Claudio Morandini è nato ad Aosta nel 1960 e ha esordito nel 2006 con il romanzo Nora e le ombre. Questo suo ultimo romanzo, Neve, cane, piede è il sesto titolo di una produzione che si è contraddistinta per la raffinatezza e l’assoluta padronanza della lingua: l’ecletticità è un’altra dote fondamentale di uno scrittore capace di cambiare tematiche e situazioni riuscendo ad adattare in maniera straordinaria il suo stile.
Sarcastico, grottesco e visionario, sorprende per la capacità di rendere l’irreale possibile agli occhi del lettore, preparandolo gradualmente a episodi che mai ci sogneremmo, in altri casi, di accettare: Beckett occhieggia in diversi suoi testi, ma Morandini lo rielabora con tinte personalizzate, con un tono canzonatorio che sfiora il caustico, con fendenti che portano alla luce vite dissipate e disperate.
Ogni parola è al proprio posto, le assonanze rendono il testo scarno molto musicale, avvicinandolo a una sinfonia a più strumenti. L’orizzonte della sua narrativa è molto ampio, abbraccia diverse epoche in un’universalità che non relega mai le sue storie al provincialismo asfittico che molti autori italiani contemporanei sembrano non riuscire a scrollarsi di dosso.
L’allegoria è un altro tratto distintivo della prosa dello scrittore aostano, un’allegoria che travalica uno sterile e semplice simbolismo e ci porta in parodie di vite che spesso aprono scenari impensabili. Claudio Morandini è uno scrittore moderno che si muove su stilemi classici con efficacia, con una consapevolezza dei propri mezzi che non deborda mai in sterili esercizi di stile, con la capacità di avere sempre la situazione sotto controllo: tutto è studiato e progettato con una cura che rende la lettura un vero e proprio piacere.
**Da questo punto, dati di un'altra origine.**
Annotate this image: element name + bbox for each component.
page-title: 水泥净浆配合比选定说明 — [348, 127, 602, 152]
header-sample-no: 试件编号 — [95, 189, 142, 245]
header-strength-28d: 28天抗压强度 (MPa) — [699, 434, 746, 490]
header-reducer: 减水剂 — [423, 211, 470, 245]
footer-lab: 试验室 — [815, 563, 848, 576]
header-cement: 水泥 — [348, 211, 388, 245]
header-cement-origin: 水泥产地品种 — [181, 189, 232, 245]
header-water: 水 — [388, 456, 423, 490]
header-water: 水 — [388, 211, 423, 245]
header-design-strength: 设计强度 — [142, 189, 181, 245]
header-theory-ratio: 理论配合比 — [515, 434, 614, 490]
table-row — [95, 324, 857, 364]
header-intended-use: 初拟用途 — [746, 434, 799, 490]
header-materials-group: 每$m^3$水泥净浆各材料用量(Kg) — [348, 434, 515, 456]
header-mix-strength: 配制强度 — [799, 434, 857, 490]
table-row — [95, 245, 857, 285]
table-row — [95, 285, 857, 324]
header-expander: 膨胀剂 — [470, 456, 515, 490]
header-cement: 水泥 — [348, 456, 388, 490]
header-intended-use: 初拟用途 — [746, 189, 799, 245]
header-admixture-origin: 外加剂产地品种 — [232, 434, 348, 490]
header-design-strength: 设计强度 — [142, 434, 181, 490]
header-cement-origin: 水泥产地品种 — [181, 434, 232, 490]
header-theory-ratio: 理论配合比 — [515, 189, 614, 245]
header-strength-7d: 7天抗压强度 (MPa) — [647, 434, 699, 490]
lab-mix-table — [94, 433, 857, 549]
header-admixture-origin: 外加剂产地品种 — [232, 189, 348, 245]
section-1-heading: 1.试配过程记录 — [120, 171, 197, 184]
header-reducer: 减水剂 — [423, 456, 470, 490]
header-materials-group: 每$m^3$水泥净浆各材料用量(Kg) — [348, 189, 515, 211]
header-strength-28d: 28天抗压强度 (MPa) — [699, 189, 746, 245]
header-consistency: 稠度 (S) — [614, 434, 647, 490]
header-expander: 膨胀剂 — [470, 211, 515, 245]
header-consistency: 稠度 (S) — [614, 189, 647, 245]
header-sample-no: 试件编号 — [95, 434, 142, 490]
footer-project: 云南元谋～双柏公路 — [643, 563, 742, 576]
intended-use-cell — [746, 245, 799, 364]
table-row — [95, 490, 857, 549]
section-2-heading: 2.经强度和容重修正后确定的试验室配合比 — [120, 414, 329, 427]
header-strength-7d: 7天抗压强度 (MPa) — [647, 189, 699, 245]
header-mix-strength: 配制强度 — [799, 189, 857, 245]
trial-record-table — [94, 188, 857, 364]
Adelmo Farandola è un vecchio smemorato che vive in una valle isolata di montagna e che gli anni solitari hanno reso anche più burbero, tanto che nella bella stagione si sposta più in alto per evitare di incontrare persone che lo infastidirebbero. Quei pochi intrepidi che si spingono alle sue altezze, e che magari gli chiedono se ha del formaggio da vendere, sono trattati con estrema indifferenza o presi a sassate. Ogni tanto fa una capatina in paese, dove c’è un negozio di alimentari: i rifornimenti per la brutta stagione sono inevitabili e Adelmo Farandola si arrangia cacciando anche animali deboli e feriti, che non avrebbero comunque vita lunga.
Non sente il peso della solitudine e non c’è un motivo apparentemente valido per cui non scaccia un cane che un giorno comincia a inseguirlo su un sentiero. Dopo un inizio di convivenza problematico, i due sembrano trovare una quadra e a un certo punto il cane comincia a parlare. Arriva anche un guardiacaccia che sembra voler tenere sotto controllo Adelmo, o almeno lui così pensa. Dopo un inverno rigido e lungo, all’inizio del disgelo, dalla neve spunta un piede, un evento creerà forti stress al vecchio.
La vicenda si snoda semplice ed essenziale, l’umorismo sempre affiorante rende meno pesante la situazione drammatica e le trovate dell’autore ci portano in un teatro del grottesco che rende il romanzo una vera e propria sorpresa.

Giunto l’inverno, Adelmo Farandola si accorge di avere concesso al cane di rimanere dentro la baita anche la notte. Lo vede accoccolarsi ai piedi del letto, con un sospirone. È diventato un compagni, pensa, un compagno di vita, pensa. Da quando precisamente non lo sa. Non sa da quando ha smesso di allungargli una pedata per il gusto di vederlo sobbalzare, o per il piacere di farsi obbedire senza ragione. Puniscilo, anche se non sai perché, lo saprà lui, si è detto per un po’ di tempo. Ma ora che l’inverno è arrivato e le nevicate hanno cominciato a elevare attorno alla casa un muro bianco, non ci prova più gusto a castigare un cane, e preferisce tenerselo accanto. A volte addirittura se lo prende in braccio, grosso e scapigliato com’è, e siede con il cane sulla pancia, usandolo a mo’ di vecchia coperta“.